Wife of the Governor-General of Jamaica
- In office 1 August 1991 – 15 February 2006
- Preceded by: Josephine Glasspole
- Succeeded by: Rheima Hall

Personal details
- Born: Ivy Sylvia Lucille Tai 27 June 1916
- Died: 5 June 2017 (aged 100)
- Spouse: Howard Cooke ​(m. 1939)​
- Children: Howard Jr. Richard Audrey

= Ivy Cooke =

Ivy Sylvia Lucille Cooke, Lady Cooke (née Tai; 27 June 1916 – 5 June 2017) was a Jamaican educator who was best known as the wife of Sir Howard Cooke, the Governor-General of Jamaica from 1991 to 2006. She was known as Lady Cooke after her husband's knighthood.

==Biography==
Ivy Sylvia Lucille Tai was the daughter of a "successful merchant" of Chinese descent.

She attended the Warsop All-Age School in Trelawny, and then went on to the Bethlehem Teacher Training College. Cooke taught for periods at Montego Bay High School for Girls (guidance counsellor), Montego Bay Boys' School (assistant principal), and Bell Castle All-Age School (assistant principal and acting principal).
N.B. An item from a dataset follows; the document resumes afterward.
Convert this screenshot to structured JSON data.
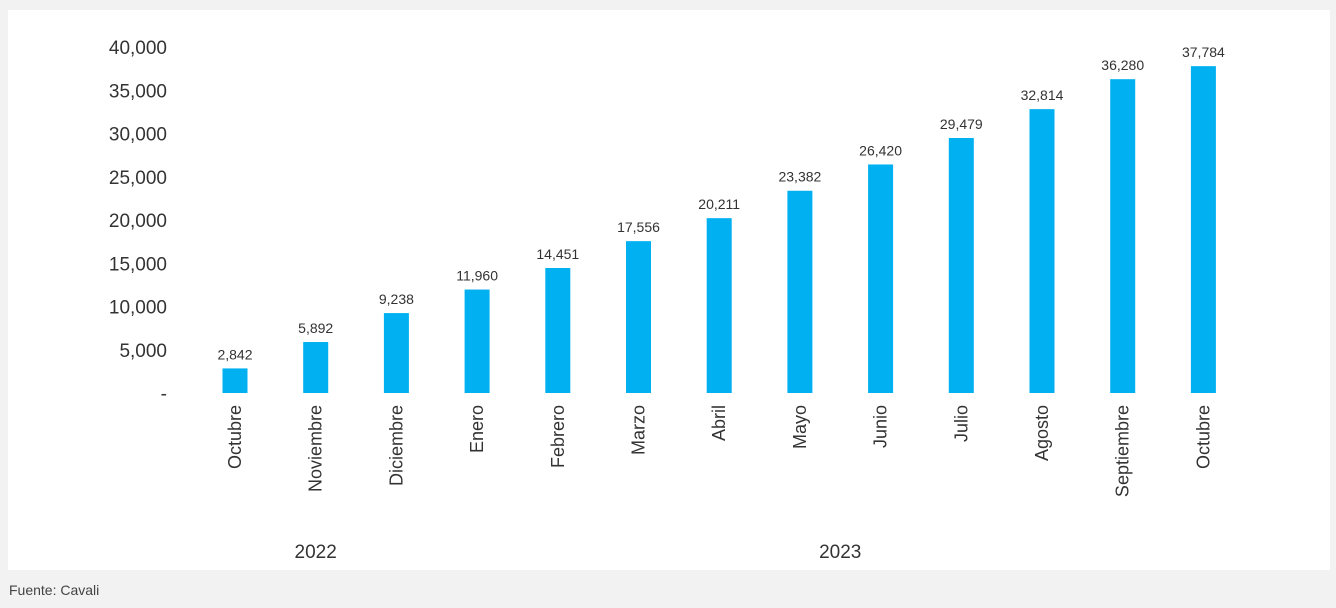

She later worked for the Ministry of Education as a supervisor of teacher colleges and an early childhood education officer. Her husband, Howard Cooke, also trained as a teacher; they married in July 1939, and had three children together – Howard Jr., Richard, and Audrey. After their marriage they initially taught together in a remote community in Portland Parish.

In 1991, Cooke's husband was appointed Governor-General; he had previously been a People's National Party politician. She supervised the running of King's House during his 15-year tenure, and cultivated vegetable gardens on the grounds as well as raising goats, rabbits, cattle, and chickens. She had a particular interest in music, serving as patron of the Jamaica Independence Festival and starting the tradition of annual Christmas concerts at King's House.

Cooke was 89 years when her husband left office, and he was 90. They retired to Brandon Hill, in Montego Bay Jamaica, and celebrated their 70th wedding anniversary in 2009. Sir Howard Cooke died in July 2014, aged 98, mere days before the couple's 75th wedding anniversary. Lady Ivy Cooke died in June 2017, 22 days before what would have been her 101st birthday. She was given a state funeral, and interred at the National Heroes Park in Kingston.

Her death was noted in the Parliament of Jamaica, with both Prime Minister Andrew Holness and Leader of the Opposition Peter Phillips making condolence statements.